RB
DOSSIERS
Alle dossiers

Direct mail marketing (klassieke post)  

RB 1404

Huis-aan-huisblad als één geheel

RCC 17 april 2012, dossiernr. 2011/01271 (De Rijnpost en meer- Code VOR)

Klager heeft zijn brievenbus voorzien van een NEE/JA-sticker. Desondanks heeft hij samen met De Rijnpost op 2 november 2011 ook daarin het “City Jounaal Veenendaal”, op 23 november 2011 folders van Burger King en Game Mania, op 25 november 2011 “Autostad” en op 2 december 2011 “Kijk op wonen” ontvangen.

Moet huis-aan-huisblad De Rijnpost samen met de andere uitgaven per geval als één geheel moeten worden beschouwd? En zo ja, of dit geheel in elk van die gevallen kan worden aangemerkt als een huis-aan-huisblad?

De commissie oordeelt dat City Journaal Veenendaal, Autostad en Kijk op Wonen kunnen worden aangemerkt als huis-aan-huisblad (als bijlage bij De Rijnpost) en dus als één geheel moet worden beschouwd. De losse folders dienen te worden aangemerkt als op zichzelf staande ongeadresseerde reclamedrukwerken, en betreft dit laatste wordt een aanbeveling gedaan.

3) In de eerste plaats blijkt uit de uiterlijke opmaak van deze bijlagen reeds dat deze een geheel vormen met De Rijnpost. De pagina’s van de bijlagen hebben dezelfde grootte en zijn op hetzelfde papiersoort gedrukt als de pagina’s van de krant. De paginanummering loopt door in de bijlagen, ook in de gevallen dat pagina’s van de bijlagen niet (zichtbaar) genummerd zijn. Op grond van het voorgaande dient de klacht, voor zover deze betrekking heeft op de uitgaven “City Journaal Veenendaal”, “Autostad” en “Kijk op wonen” bij De Rijnpost, te worden afgewezen.

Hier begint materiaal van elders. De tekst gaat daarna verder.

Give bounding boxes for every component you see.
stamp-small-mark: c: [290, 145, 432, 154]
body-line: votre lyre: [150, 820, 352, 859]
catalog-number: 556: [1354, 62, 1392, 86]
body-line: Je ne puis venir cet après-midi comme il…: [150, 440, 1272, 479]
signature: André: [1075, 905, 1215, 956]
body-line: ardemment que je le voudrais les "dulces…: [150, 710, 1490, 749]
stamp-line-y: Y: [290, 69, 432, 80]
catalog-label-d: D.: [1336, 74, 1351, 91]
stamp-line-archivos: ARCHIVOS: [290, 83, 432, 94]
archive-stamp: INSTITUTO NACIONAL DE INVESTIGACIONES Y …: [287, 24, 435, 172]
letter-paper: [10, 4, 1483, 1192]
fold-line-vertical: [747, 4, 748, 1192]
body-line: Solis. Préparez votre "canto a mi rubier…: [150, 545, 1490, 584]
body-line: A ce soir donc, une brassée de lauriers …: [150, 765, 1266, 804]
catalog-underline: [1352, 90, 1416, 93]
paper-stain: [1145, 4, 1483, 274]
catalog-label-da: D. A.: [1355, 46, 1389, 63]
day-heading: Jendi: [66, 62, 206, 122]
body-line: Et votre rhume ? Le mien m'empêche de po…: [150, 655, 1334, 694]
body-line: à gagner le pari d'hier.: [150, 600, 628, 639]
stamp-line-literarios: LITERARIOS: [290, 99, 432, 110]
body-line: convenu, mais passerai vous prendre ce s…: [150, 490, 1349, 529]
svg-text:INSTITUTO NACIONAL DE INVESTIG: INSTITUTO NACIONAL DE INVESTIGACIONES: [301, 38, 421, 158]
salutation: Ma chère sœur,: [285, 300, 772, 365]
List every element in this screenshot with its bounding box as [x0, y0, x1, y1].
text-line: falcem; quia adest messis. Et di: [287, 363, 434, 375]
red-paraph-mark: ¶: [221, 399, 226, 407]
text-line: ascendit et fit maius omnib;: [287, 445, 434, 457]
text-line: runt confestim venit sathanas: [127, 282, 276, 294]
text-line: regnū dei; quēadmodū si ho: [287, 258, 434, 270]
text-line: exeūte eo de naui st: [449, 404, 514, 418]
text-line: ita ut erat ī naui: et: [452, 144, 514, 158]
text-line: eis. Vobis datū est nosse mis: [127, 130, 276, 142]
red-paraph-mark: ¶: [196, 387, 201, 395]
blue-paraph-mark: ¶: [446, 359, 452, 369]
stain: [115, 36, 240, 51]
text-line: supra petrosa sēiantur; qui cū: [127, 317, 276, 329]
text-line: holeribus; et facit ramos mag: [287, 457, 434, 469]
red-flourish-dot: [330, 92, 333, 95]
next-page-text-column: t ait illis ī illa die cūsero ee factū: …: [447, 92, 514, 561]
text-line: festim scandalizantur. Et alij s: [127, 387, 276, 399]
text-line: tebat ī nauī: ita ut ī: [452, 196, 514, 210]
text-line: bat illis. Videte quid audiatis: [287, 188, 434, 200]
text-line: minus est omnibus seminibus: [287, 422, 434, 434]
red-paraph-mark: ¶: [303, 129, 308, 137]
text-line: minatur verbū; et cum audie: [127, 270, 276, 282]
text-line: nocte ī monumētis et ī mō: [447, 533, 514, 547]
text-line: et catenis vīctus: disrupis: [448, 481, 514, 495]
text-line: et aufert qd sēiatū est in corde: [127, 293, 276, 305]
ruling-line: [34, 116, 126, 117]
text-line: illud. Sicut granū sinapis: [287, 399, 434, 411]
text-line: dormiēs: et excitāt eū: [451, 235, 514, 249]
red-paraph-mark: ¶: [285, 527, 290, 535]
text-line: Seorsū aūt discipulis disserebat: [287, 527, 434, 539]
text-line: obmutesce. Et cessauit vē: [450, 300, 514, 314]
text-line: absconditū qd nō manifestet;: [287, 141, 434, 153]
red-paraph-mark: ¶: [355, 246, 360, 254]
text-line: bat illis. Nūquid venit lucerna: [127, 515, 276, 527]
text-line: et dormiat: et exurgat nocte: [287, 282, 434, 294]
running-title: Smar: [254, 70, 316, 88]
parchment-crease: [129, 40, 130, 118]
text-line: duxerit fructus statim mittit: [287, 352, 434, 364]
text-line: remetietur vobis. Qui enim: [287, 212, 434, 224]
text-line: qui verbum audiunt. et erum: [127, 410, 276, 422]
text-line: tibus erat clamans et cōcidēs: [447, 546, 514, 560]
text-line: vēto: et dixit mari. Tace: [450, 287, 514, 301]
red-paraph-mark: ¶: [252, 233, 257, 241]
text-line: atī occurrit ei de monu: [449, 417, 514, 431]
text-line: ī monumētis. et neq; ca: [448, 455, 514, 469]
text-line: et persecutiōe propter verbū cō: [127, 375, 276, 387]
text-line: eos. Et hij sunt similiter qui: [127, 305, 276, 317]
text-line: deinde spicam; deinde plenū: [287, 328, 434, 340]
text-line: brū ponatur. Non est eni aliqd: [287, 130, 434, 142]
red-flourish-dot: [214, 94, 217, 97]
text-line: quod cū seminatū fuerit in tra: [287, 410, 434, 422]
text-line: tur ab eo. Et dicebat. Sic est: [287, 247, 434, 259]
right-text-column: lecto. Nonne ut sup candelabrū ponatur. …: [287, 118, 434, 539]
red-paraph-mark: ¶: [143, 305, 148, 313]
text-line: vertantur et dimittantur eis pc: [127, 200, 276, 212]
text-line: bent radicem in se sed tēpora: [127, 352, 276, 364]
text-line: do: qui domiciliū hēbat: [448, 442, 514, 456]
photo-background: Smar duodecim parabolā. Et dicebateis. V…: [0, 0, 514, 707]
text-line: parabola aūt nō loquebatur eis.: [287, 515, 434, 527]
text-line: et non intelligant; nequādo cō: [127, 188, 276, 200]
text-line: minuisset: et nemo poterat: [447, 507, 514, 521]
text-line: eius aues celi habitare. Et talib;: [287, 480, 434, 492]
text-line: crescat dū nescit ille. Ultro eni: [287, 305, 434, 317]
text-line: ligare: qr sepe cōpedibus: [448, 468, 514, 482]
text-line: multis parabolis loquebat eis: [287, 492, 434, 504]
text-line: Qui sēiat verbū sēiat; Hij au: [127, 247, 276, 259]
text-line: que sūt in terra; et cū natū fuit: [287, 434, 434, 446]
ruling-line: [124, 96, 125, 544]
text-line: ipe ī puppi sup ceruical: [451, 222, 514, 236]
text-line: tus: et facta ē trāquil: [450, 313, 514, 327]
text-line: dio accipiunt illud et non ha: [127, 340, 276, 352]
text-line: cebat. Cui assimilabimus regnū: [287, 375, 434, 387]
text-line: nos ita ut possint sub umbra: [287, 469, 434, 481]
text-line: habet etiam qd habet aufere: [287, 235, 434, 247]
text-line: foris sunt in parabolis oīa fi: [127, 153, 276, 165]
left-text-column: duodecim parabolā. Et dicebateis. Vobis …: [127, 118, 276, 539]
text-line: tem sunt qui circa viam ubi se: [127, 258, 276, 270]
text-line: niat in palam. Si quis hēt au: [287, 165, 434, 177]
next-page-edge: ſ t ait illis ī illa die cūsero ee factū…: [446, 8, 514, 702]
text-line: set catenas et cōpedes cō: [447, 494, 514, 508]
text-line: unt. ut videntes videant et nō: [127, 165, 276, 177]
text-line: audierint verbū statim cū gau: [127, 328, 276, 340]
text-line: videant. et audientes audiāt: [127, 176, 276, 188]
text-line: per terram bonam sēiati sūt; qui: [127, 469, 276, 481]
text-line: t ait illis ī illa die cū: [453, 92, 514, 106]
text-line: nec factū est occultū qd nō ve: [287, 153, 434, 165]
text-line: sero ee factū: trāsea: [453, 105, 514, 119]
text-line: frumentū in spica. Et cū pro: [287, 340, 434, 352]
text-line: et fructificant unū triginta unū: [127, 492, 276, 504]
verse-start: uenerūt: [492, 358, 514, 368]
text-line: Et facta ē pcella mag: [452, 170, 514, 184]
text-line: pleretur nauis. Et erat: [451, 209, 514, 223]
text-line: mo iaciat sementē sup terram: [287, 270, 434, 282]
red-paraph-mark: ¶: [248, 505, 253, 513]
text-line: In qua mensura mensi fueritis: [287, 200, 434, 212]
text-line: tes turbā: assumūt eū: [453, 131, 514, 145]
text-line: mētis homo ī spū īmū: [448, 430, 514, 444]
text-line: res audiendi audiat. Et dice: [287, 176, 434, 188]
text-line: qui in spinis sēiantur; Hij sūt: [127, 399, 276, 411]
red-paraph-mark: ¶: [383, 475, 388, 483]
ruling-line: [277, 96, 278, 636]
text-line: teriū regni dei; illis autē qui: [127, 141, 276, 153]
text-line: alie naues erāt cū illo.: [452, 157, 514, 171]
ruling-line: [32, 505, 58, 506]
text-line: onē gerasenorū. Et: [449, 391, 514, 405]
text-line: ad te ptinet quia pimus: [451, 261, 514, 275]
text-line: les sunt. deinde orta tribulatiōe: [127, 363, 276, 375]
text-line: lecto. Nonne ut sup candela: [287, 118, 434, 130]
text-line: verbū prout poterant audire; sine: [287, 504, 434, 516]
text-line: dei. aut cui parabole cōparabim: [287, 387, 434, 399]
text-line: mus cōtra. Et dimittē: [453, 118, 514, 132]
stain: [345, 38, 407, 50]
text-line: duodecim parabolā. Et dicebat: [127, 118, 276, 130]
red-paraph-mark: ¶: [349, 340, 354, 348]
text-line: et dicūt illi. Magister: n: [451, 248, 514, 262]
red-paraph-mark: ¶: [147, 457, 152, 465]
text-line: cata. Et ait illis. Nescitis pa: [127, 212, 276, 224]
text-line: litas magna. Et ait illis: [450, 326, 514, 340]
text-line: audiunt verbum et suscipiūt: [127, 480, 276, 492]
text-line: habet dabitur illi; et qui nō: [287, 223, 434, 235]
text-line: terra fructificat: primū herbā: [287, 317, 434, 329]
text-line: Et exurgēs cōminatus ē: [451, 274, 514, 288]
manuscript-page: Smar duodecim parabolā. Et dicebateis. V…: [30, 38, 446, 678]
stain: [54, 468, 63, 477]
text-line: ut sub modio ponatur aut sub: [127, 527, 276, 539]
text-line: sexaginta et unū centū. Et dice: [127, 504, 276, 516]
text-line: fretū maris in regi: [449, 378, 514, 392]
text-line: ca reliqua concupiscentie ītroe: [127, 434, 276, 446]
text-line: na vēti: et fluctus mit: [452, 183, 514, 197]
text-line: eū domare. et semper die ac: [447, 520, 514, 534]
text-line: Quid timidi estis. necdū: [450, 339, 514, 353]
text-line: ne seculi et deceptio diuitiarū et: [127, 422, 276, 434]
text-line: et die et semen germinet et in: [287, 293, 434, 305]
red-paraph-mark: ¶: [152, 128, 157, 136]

4) Voor wat betreft de folders van Burger King en Game media is gebleken dat deze, ook volgens afzender, dienen te worden aangemerkt als op zichzelf staande ongeadresseerde reclamedrukwerken in de zin van de Code Verspreiding Ongeadres­seerd Reclame­druk­werk (Code VOR). Dit drukwerk had derhalve niet in een van een "NEE/JA-sticker" voor­ziene brievenbus mogen wor­den gedeponeerd. Afzender heeft door deze folders in de brievenbus van klager te deponeren artikel 3.1 Code VOR overtreden.

RB 1133

Geopende post

Vz RCC 15 september 2011, dossiernr. 2011/00775 (Geopende post)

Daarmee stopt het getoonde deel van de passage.